Every weeknight I take the same route home —
not because it’s fastest, it isn’t always —
but because it takes me past the spot where we first pulled over,
that stupid argument that turned into something else entirely.
We’d been dating three months, we were circling something,
the conversation going sideways in the car,
and I pulled into a parking lot on impulse,
and we sat there until the something got named.
The drive home takes me past the evidence —
every city I’ve lived in has these coordinates,
the places where the significant things happened
wearing the ordinary face of parking lots and corners.
The drive home is where I keep it all collected,
the waypoints of a life I built with someone —
I could give you the addresses, I could draw the map,
the geography of every time a thing got settled.
She lives in the house at the end of the route now —
she got the house, I moved, then moved back, then we married —
and the irony of driving past our old argument spot
to get home to her is not lost on me.
I think about that shape of us in the parking lot —
young, stubborn, circling something we needed to say —
and I want to tell them: don’t be scared of this,
the naming is the beginning of the good part.
But you can’t tell your younger self anything useful —
the whole point is you have to live it to know it —
so those two in the parking lot had to find out the hard way
that the hard conversation is the one worth having.

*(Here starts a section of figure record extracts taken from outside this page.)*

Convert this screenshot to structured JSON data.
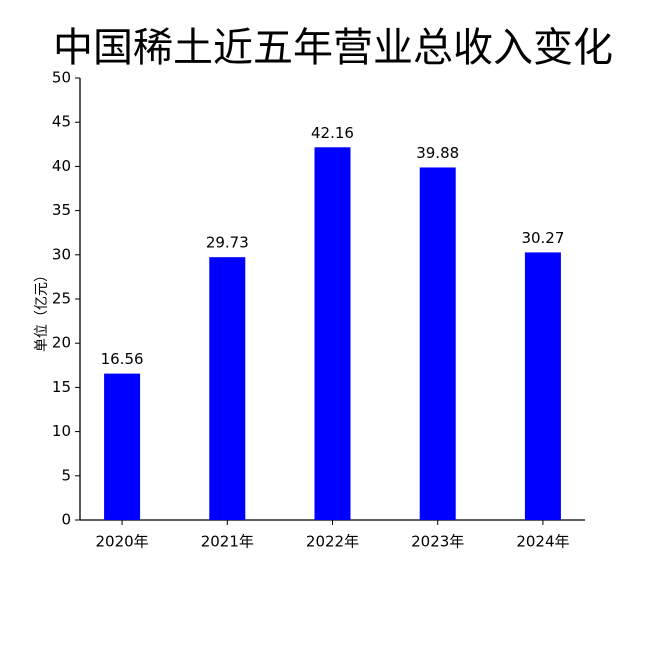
{
  "chart_data": {
    "type": "bar",
    "title": "中国稀土近五年营业总收入变化",
    "y_label": "单位（亿元）",
    "categories": [
      "2020年",
      "2021年",
      "2022年",
      "2023年",
      "2024年"
    ],
    "values": [
      16.56,
      29.73,
      42.16,
      39.88,
      30.27
    ],
    "color": "#0000ff",
    "ylim": [
      0,
      50
    ],
    "yticks": [
      0,
      5,
      10,
      15,
      20,
      25,
      30,
      35,
      40,
      45,
      50
    ],
    "grid": false
  }
}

They found out. It took until ten at night
and then it was done and the thing was named
and the three months of circling was over
and the actual life could start.
The city is full of us, if you know where to look —
the restaurant where I met her family the first time,
the street where we walked for four hours once
because neither of us wanted the night to be over.
The apartment we shared that was too small
and the argument about space that was really about trust —
the coffee place we found after a rough week
that became the coffee place for years after.

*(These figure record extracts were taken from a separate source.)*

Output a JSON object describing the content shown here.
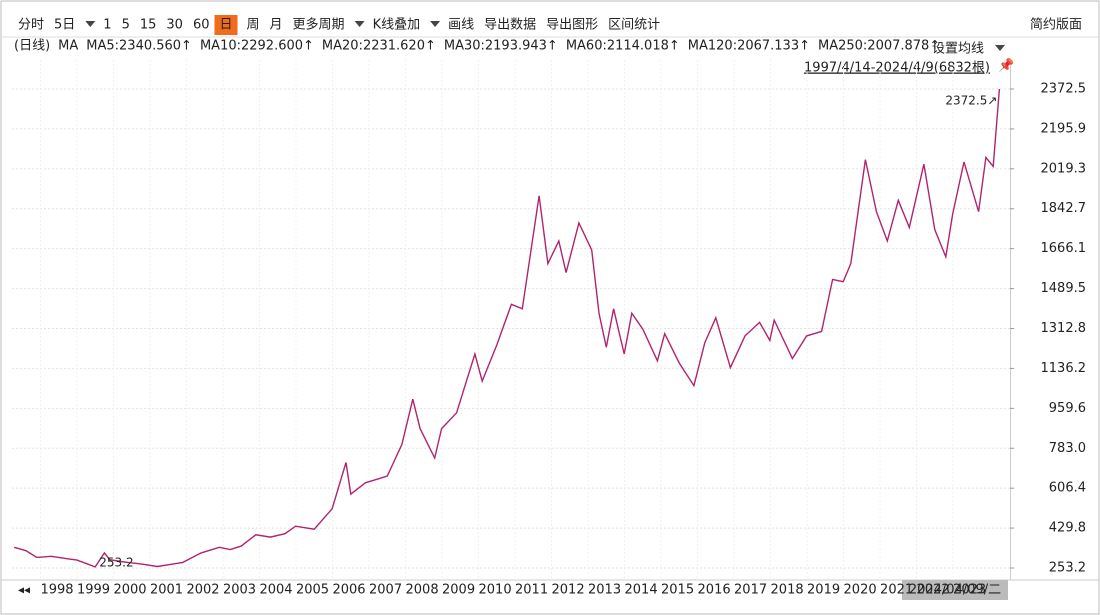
{
  "toolbar": {
    "left": [
      "分时",
      "5日",
      "1",
      "5",
      "15",
      "30",
      "60",
      "日",
      "周",
      "月",
      "更多周期",
      "K线叠加",
      "画线",
      "导出数据",
      "导出图形",
      "区间统计"
    ],
    "right": "简约版面"
  },
  "ma_legend": [
    "(日线)",
    "MA",
    "MA5:2340.560↑",
    "MA10:2292.600↑",
    "MA20:2231.620↑",
    "MA30:2193.943↑",
    "MA60:2114.018↑",
    "MA120:2067.133↑",
    "MA250:2007.878↑"
  ],
  "ma_setting": "设置均线",
  "range_label": "1997/4/14-2024/4/9(6832根)",
  "cursor_date": "2024/04/09/二",
  "chart_data": {
    "type": "line",
    "x": [
      1997.28,
      1997.6,
      1997.9,
      1998.3,
      1998.7,
      1999.0,
      1999.5,
      1999.75,
      1999.9,
      2000.3,
      2000.8,
      2001.2,
      2001.6,
      2001.9,
      2002.4,
      2002.9,
      2003.2,
      2003.5,
      2003.9,
      2004.3,
      2004.7,
      2004.99,
      2005.5,
      2005.99,
      2006.37,
      2006.5,
      2006.9,
      2007.5,
      2007.9,
      2008.2,
      2008.4,
      2008.8,
      2008.99,
      2009.4,
      2009.9,
      2010.1,
      2010.5,
      2010.9,
      2011.2,
      2011.66,
      2011.9,
      2012.2,
      2012.4,
      2012.75,
      2013.1,
      2013.3,
      2013.5,
      2013.7,
      2013.99,
      2014.2,
      2014.5,
      2014.9,
      2015.1,
      2015.5,
      2015.9,
      2016.2,
      2016.5,
      2016.9,
      2017.3,
      2017.7,
      2017.98,
      2018.1,
      2018.6,
      2018.99,
      2019.4,
      2019.7,
      2019.99,
      2020.2,
      2020.6,
      2020.9,
      2021.2,
      2021.5,
      2021.8,
      2022.2,
      2022.5,
      2022.8,
      2022.99,
      2023.3,
      2023.7,
      2023.9,
      2024.1,
      2024.27
    ],
    "values": [
      345,
      330,
      300,
      305,
      295,
      288,
      258,
      320,
      290,
      280,
      270,
      260,
      270,
      278,
      320,
      345,
      335,
      350,
      400,
      390,
      405,
      438,
      425,
      515,
      720,
      580,
      630,
      660,
      800,
      1000,
      870,
      740,
      870,
      940,
      1200,
      1080,
      1240,
      1420,
      1400,
      1900,
      1600,
      1700,
      1560,
      1780,
      1660,
      1380,
      1230,
      1400,
      1200,
      1380,
      1310,
      1170,
      1290,
      1160,
      1060,
      1250,
      1360,
      1140,
      1280,
      1340,
      1260,
      1350,
      1180,
      1280,
      1300,
      1530,
      1520,
      1600,
      2060,
      1830,
      1700,
      1880,
      1760,
      2040,
      1750,
      1630,
      1820,
      2050,
      1830,
      2070,
      2030,
      2372.5
    ],
    "color": "#b0246e",
    "xlim": [
      1997.22,
      2024.56
    ],
    "xticks": [
      1998,
      1999,
      2000,
      2001,
      2002,
      2003,
      2004,
      2005,
      2006,
      2007,
      2008,
      2009,
      2010,
      2011,
      2012,
      2013,
      2014,
      2015,
      2016,
      2017,
      2018,
      2019,
      2020,
      2021,
      2022,
      2023
    ],
    "ylim": [
      209,
      2500.8
    ],
    "yticks": [
      {
        "value": 253.2,
        "label": "253.2"
      },
      {
        "value": 429.8,
        "label": "429.8"
      },
      {
        "value": 606.4,
        "label": "606.4"
      },
      {
        "value": 783,
        "label": "783.0"
      },
      {
        "value": 959.6,
        "label": "959.6"
      },
      {
        "value": 1136.2,
        "label": "1136.2"
      },
      {
        "value": 1312.8,
        "label": "1312.8"
      },
      {
        "value": 1489.5,
        "label": "1489.5"
      },
      {
        "value": 1666.1,
        "label": "1666.1"
      },
      {
        "value": 1842.7,
        "label": "1842.7"
      },
      {
        "value": 2019.3,
        "label": "2019.3"
      },
      {
        "value": 2195.9,
        "label": "2195.9"
      },
      {
        "value": 2372.5,
        "label": "2372.5"
      }
    ],
    "grid": true,
    "annotations": [
      "2372.5↗",
      "253.2"
    ]
  }
}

I drive past these places and the ghost of us in them
is visible to me, superimposed on the present —
young, hopeful, scared, working it out —
and I feel something like gratitude that they kept going.
They couldn’t see the house at the end of the route.
They couldn’t see any of what the route becomes.
They just kept driving, kept having the conversations,
kept choosing — and arrived here, which is home.
Home is the destination, not the route —
but the route holds everything the destination was built on.
I take it slow. I take the long way.
I let the waypoints do their work.
And when I pull into the driveway at the end,
she’s sometimes in the window, sometimes not —
but the house has the weight of her regardless,
and the weight is what I’ve been driving toward all along.